When we choose to participate in our own genuine relationship with God, God’s ways will be revealed to us and God will invite us to participate in establishing peace on earth. Peter is told that he now holds the keys to kingdom of God. In traditional scriptural language these keys are promised the ability to bind or loose whatever Peter wills. Peter is given the ability to offer to others access to the ways of God. God desires to give to each one of us these keys that lead to true and eternal freedom for all of creation. The more who hold and compassionately control these keys, the more God’s reign of kindness will be understood in our cities, nations, continents and around the globe.
However, these keys can only be given to those who authentically approach the question: “Who do you say that I am?” Only after we wrestle with our own understanding of God can we truly offer God to those around us. These keys also grant us freedom to constantly re-understand God and God’s ways in the light of modern day science and thought. All who approach God and Christ authentically are given the ability bind and loose, to say yes or no, to think for their own self and to offer the freedom for their neighbor to do the same. True freedom is not found in a denial of God but rather in our acceptance that God calls each one of us to understand for ourselves who God is. We do this by entering into a personal and meaningful relationship with the Divine.

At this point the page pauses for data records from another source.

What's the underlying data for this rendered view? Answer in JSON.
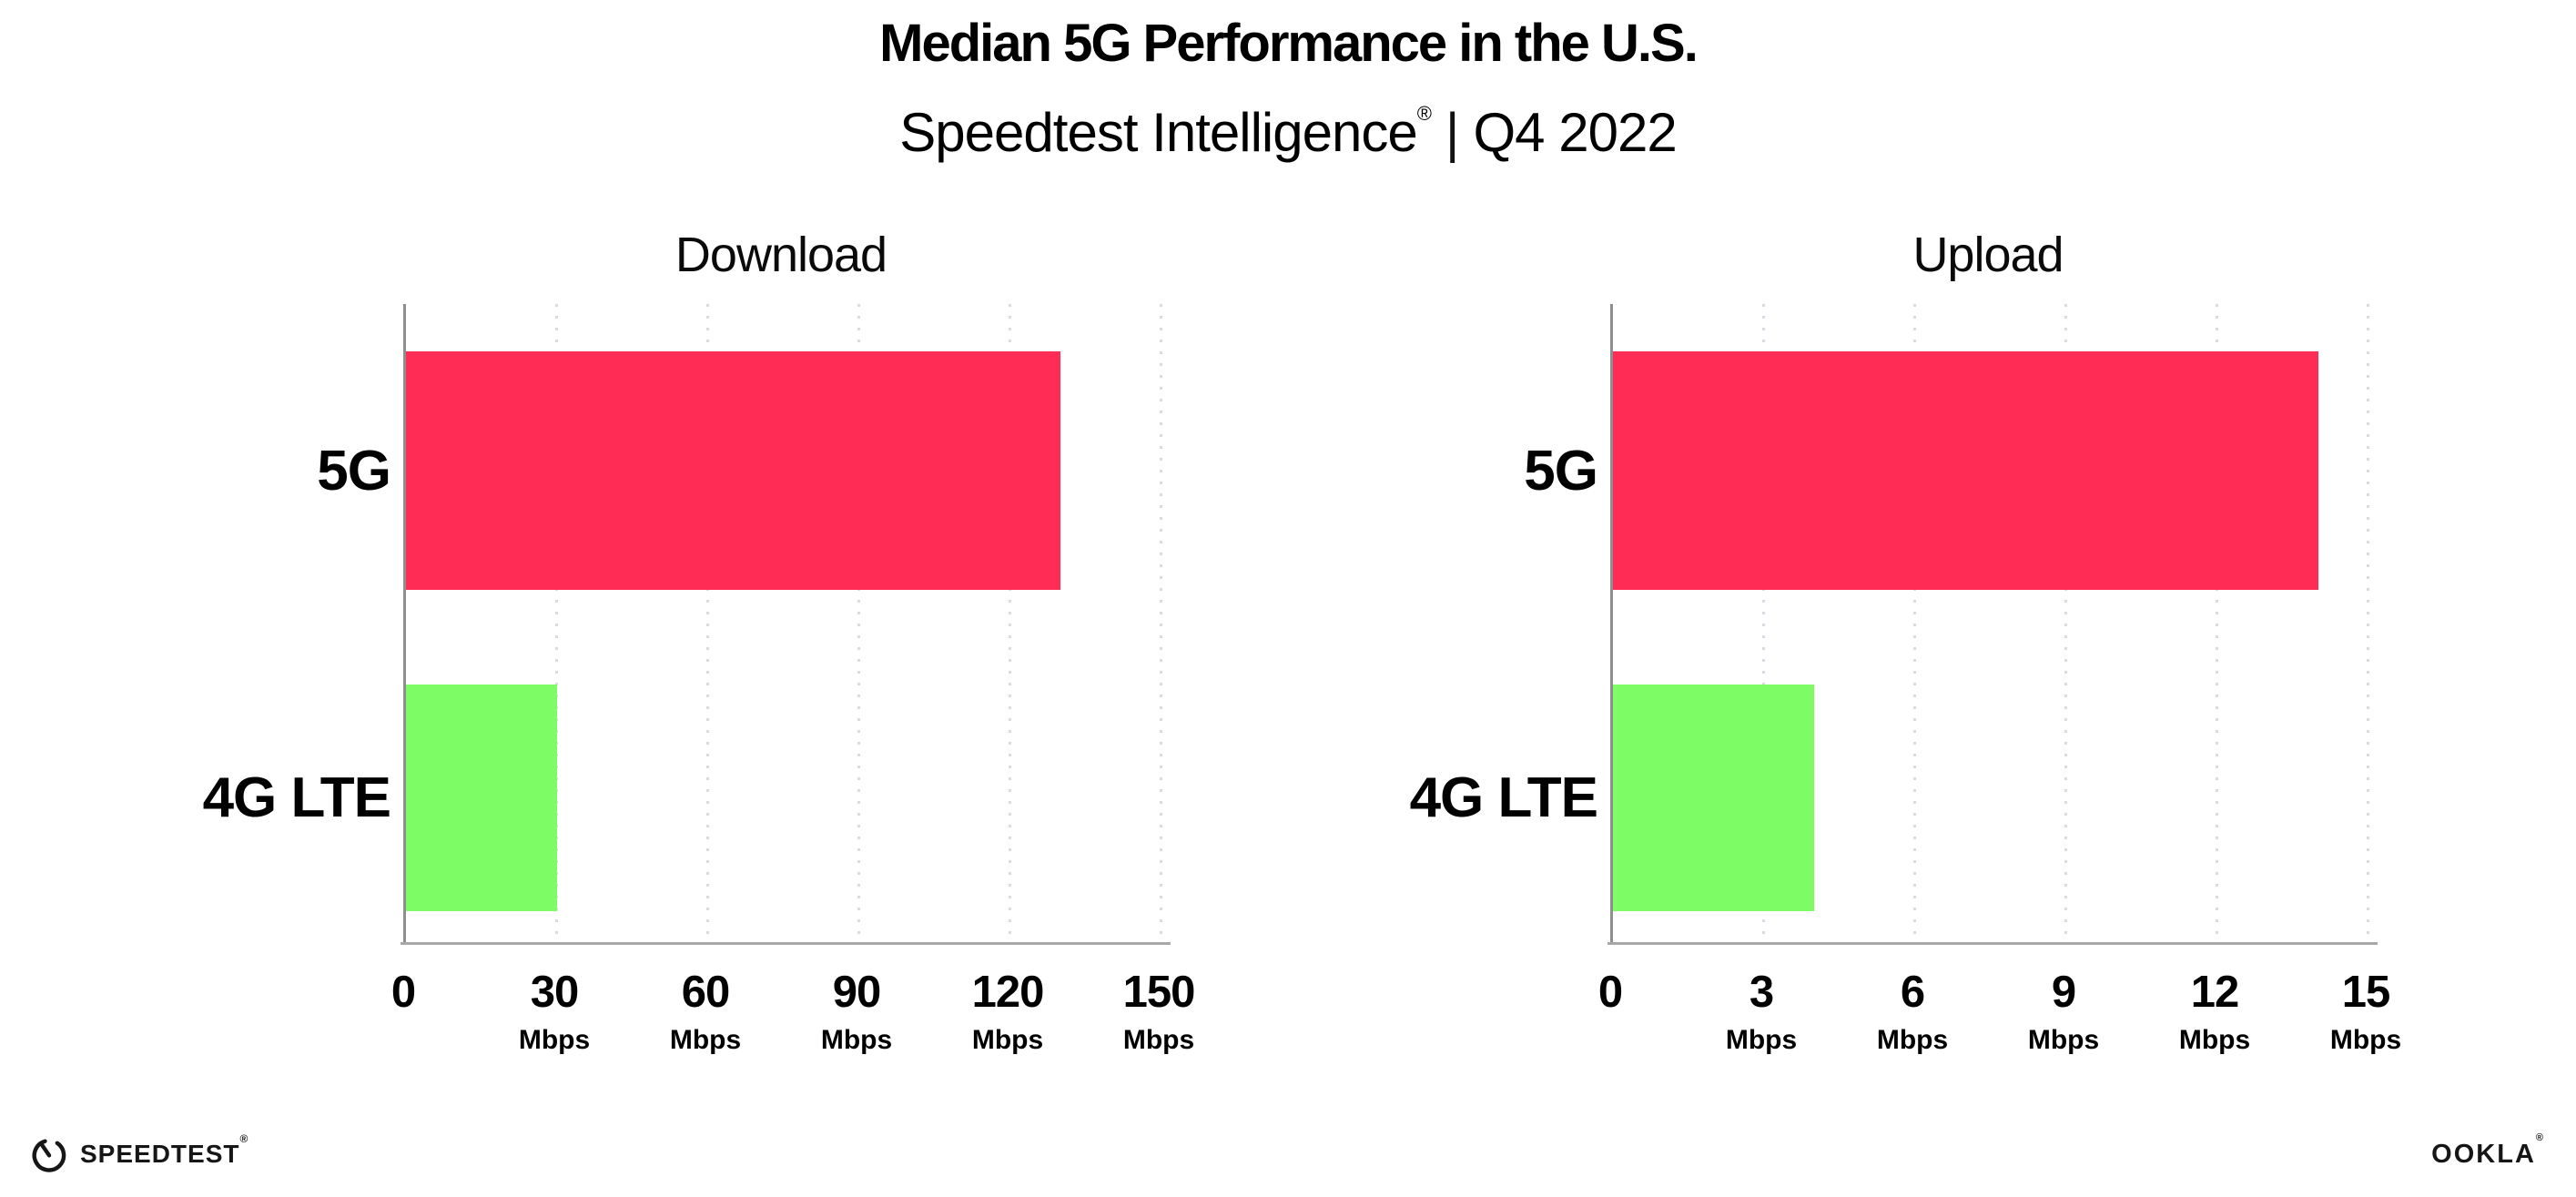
{
  "header": {
    "title": "Median 5G Performance in the U.S.",
    "subtitle_brand": "Speedtest Intelligence",
    "subtitle_reg": "®",
    "subtitle_sep": "|",
    "subtitle_period": "Q4 2022"
  },
  "colors": {
    "bar_5g": "#FF2D55",
    "bar_4g_lte": "#7DFC66",
    "y_axis_line": "#8e8e8e",
    "x_axis_line": "#a8a8a8",
    "grid_dots": "#d9dae3",
    "text": "#000000"
  },
  "chart_data": [
    {
      "type": "bar",
      "orientation": "horizontal",
      "title": "Download",
      "categories": [
        "5G",
        "4G LTE"
      ],
      "values": [
        130,
        30
      ],
      "unit": "Mbps",
      "xlim": [
        0,
        150
      ],
      "xticks": [
        0,
        30,
        60,
        90,
        120,
        150
      ],
      "grid": "dotted-vertical",
      "legend": "none"
    },
    {
      "type": "bar",
      "orientation": "horizontal",
      "title": "Upload",
      "categories": [
        "5G",
        "4G LTE"
      ],
      "values": [
        14,
        4
      ],
      "unit": "Mbps",
      "xlim": [
        0,
        15
      ],
      "xticks": [
        0,
        3,
        6,
        9,
        12,
        15
      ],
      "grid": "dotted-vertical",
      "legend": "none"
    }
  ],
  "footer": {
    "speedtest_label": "SPEEDTEST",
    "speedtest_reg": "®",
    "ookla_label": "OOKLA",
    "ookla_reg": "®"
  }
}
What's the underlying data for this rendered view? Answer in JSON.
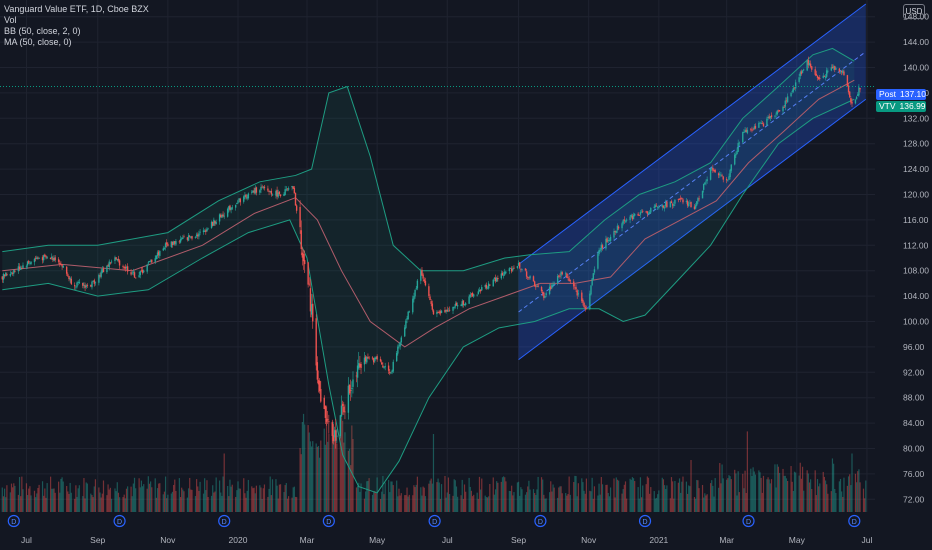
{
  "legend": {
    "title": "Vanguard Value ETF, 1D, Cboe BZX",
    "vol": "Vol",
    "bb": "BB (50, close, 2, 0)",
    "ma": "MA (50, close, 0)"
  },
  "currency": "USD",
  "tags": {
    "post_label": "Post",
    "post_value": "137.10",
    "ticker": "VTV",
    "last_value": "136.99"
  },
  "colors": {
    "background": "#131722",
    "up": "#26a69a",
    "down": "#ef5350",
    "bb_band": "#1e9c82",
    "ma": "#b05c6a",
    "channel": "#2962ff",
    "post": "#2962ff",
    "last": "#089981",
    "dividend": "#2962ff"
  },
  "chart_data": {
    "type": "candlestick",
    "title": "Vanguard Value ETF, 1D, Cboe BZX",
    "ylim": [
      70,
      150
    ],
    "yticks": [
      "148.00",
      "144.00",
      "140.00",
      "136.00",
      "132.00",
      "128.00",
      "124.00",
      "120.00",
      "116.00",
      "112.00",
      "108.00",
      "104.00",
      "100.00",
      "96.00",
      "92.00",
      "88.00",
      "84.00",
      "80.00",
      "76.00",
      "72.00"
    ],
    "xticks": [
      "Jul",
      "Sep",
      "Nov",
      "2020",
      "Mar",
      "May",
      "Jul",
      "Sep",
      "Nov",
      "2021",
      "Mar",
      "May",
      "Jul"
    ],
    "xtick_dates": [
      "2019-07-01",
      "2019-09-01",
      "2019-11-01",
      "2020-01-01",
      "2020-03-01",
      "2020-05-01",
      "2020-07-01",
      "2020-09-01",
      "2020-11-01",
      "2021-01-01",
      "2021-03-01",
      "2021-05-01",
      "2021-07-01"
    ],
    "x_range": [
      "2019-06-08",
      "2021-07-08"
    ],
    "price_path": [
      [
        "2019-06-10",
        107
      ],
      [
        "2019-07-10",
        110
      ],
      [
        "2019-07-28",
        110
      ],
      [
        "2019-08-10",
        106
      ],
      [
        "2019-08-25",
        105.5
      ],
      [
        "2019-09-15",
        110
      ],
      [
        "2019-10-05",
        107
      ],
      [
        "2019-10-30",
        112
      ],
      [
        "2019-12-01",
        114
      ],
      [
        "2020-01-01",
        119
      ],
      [
        "2020-01-20",
        121
      ],
      [
        "2020-02-05",
        120
      ],
      [
        "2020-02-18",
        121
      ],
      [
        "2020-02-27",
        110
      ],
      [
        "2020-03-05",
        102
      ],
      [
        "2020-03-12",
        88
      ],
      [
        "2020-03-23",
        81
      ],
      [
        "2020-04-05",
        88
      ],
      [
        "2020-04-15",
        94
      ],
      [
        "2020-05-01",
        94
      ],
      [
        "2020-05-13",
        92
      ],
      [
        "2020-06-08",
        108
      ],
      [
        "2020-06-20",
        101
      ],
      [
        "2020-07-15",
        103
      ],
      [
        "2020-08-15",
        107
      ],
      [
        "2020-09-01",
        109
      ],
      [
        "2020-09-23",
        104
      ],
      [
        "2020-10-10",
        108
      ],
      [
        "2020-10-30",
        102
      ],
      [
        "2020-11-09",
        111
      ],
      [
        "2020-12-01",
        116
      ],
      [
        "2020-12-31",
        118
      ],
      [
        "2021-01-20",
        119
      ],
      [
        "2021-02-01",
        118
      ],
      [
        "2021-02-15",
        124
      ],
      [
        "2021-03-01",
        122
      ],
      [
        "2021-03-15",
        130
      ],
      [
        "2021-04-01",
        131
      ],
      [
        "2021-04-20",
        134
      ],
      [
        "2021-05-10",
        141
      ],
      [
        "2021-05-20",
        138
      ],
      [
        "2021-06-01",
        140
      ],
      [
        "2021-06-10",
        139.5
      ],
      [
        "2021-06-18",
        134
      ],
      [
        "2021-06-25",
        137
      ]
    ],
    "bollinger_bands": {
      "upper": [
        [
          "2019-06-10",
          111
        ],
        [
          "2019-07-20",
          112
        ],
        [
          "2019-09-01",
          112
        ],
        [
          "2019-11-01",
          114
        ],
        [
          "2019-12-15",
          119
        ],
        [
          "2020-01-20",
          122
        ],
        [
          "2020-02-20",
          123
        ],
        [
          "2020-03-05",
          124
        ],
        [
          "2020-03-20",
          136
        ],
        [
          "2020-04-05",
          137
        ],
        [
          "2020-04-25",
          126
        ],
        [
          "2020-05-15",
          112
        ],
        [
          "2020-06-08",
          108
        ],
        [
          "2020-07-15",
          108
        ],
        [
          "2020-08-20",
          110
        ],
        [
          "2020-09-10",
          110.5
        ],
        [
          "2020-10-15",
          111
        ],
        [
          "2020-11-15",
          116
        ],
        [
          "2020-12-15",
          120
        ],
        [
          "2021-01-15",
          122
        ],
        [
          "2021-02-15",
          125
        ],
        [
          "2021-03-15",
          132
        ],
        [
          "2021-04-15",
          137
        ],
        [
          "2021-05-15",
          142
        ],
        [
          "2021-06-01",
          143
        ],
        [
          "2021-06-20",
          141
        ]
      ],
      "lower": [
        [
          "2019-06-10",
          105
        ],
        [
          "2019-07-20",
          106
        ],
        [
          "2019-09-01",
          104
        ],
        [
          "2019-10-15",
          105
        ],
        [
          "2019-12-01",
          110
        ],
        [
          "2020-01-10",
          114
        ],
        [
          "2020-02-15",
          116
        ],
        [
          "2020-03-01",
          110
        ],
        [
          "2020-03-20",
          90
        ],
        [
          "2020-04-01",
          79
        ],
        [
          "2020-04-15",
          74
        ],
        [
          "2020-05-01",
          73
        ],
        [
          "2020-05-20",
          78
        ],
        [
          "2020-06-15",
          88
        ],
        [
          "2020-07-15",
          96
        ],
        [
          "2020-08-15",
          99
        ],
        [
          "2020-09-15",
          100
        ],
        [
          "2020-10-15",
          102
        ],
        [
          "2020-11-10",
          102
        ],
        [
          "2020-12-01",
          100
        ],
        [
          "2020-12-20",
          101
        ],
        [
          "2021-01-15",
          106
        ],
        [
          "2021-02-15",
          112
        ],
        [
          "2021-03-15",
          120
        ],
        [
          "2021-04-15",
          128
        ],
        [
          "2021-05-15",
          132
        ],
        [
          "2021-06-20",
          135
        ]
      ]
    },
    "moving_average_50": [
      [
        "2019-06-10",
        108
      ],
      [
        "2019-08-01",
        109
      ],
      [
        "2019-10-01",
        108
      ],
      [
        "2019-12-01",
        112
      ],
      [
        "2020-01-15",
        117
      ],
      [
        "2020-02-20",
        119.5
      ],
      [
        "2020-03-10",
        116
      ],
      [
        "2020-03-31",
        108
      ],
      [
        "2020-04-25",
        100
      ],
      [
        "2020-05-25",
        96
      ],
      [
        "2020-06-20",
        99
      ],
      [
        "2020-07-20",
        102
      ],
      [
        "2020-08-20",
        104
      ],
      [
        "2020-09-20",
        106
      ],
      [
        "2020-10-20",
        106
      ],
      [
        "2020-11-20",
        107
      ],
      [
        "2020-12-20",
        113
      ],
      [
        "2021-01-20",
        116
      ],
      [
        "2021-02-20",
        119
      ],
      [
        "2021-03-20",
        125
      ],
      [
        "2021-04-20",
        130
      ],
      [
        "2021-05-20",
        135
      ],
      [
        "2021-06-20",
        138
      ]
    ],
    "regression_channel": {
      "start": "2020-09-01",
      "end": "2021-06-30",
      "upper": [
        109,
        150
      ],
      "lower": [
        94,
        135
      ],
      "mid": [
        101.5,
        142.5
      ]
    },
    "last_price_line": 137,
    "dividend_markers": [
      "2019-06-20",
      "2019-09-20",
      "2019-12-20",
      "2020-03-20",
      "2020-06-20",
      "2020-09-20",
      "2020-12-20",
      "2021-03-20",
      "2021-06-20"
    ],
    "dividend_label": "D",
    "volume_spikes": [
      [
        "2019-12-20",
        0.45
      ],
      [
        "2020-03-13",
        0.55
      ],
      [
        "2020-03-20",
        0.6
      ],
      [
        "2020-06-19",
        0.6
      ],
      [
        "2021-03-19",
        0.62
      ],
      [
        "2021-01-29",
        0.4
      ],
      [
        "2021-06-18",
        0.45
      ]
    ]
  }
}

Personal relationships are not easy. They get dirty. There is fighting, disagreement, bad days and good days. Real relationships have doubts and hopes, confusion and understanding. Relationships are not for the faint of heart. A sincere relationship with God is no different. Jesus doesn’t ask you to give an expected answer today or any day; Jesus asks you to declare for yourself who he really is. Who is God? If you dare to explore your answer you may just find yourself being given the gift of leading others to a place of wholeness and peace.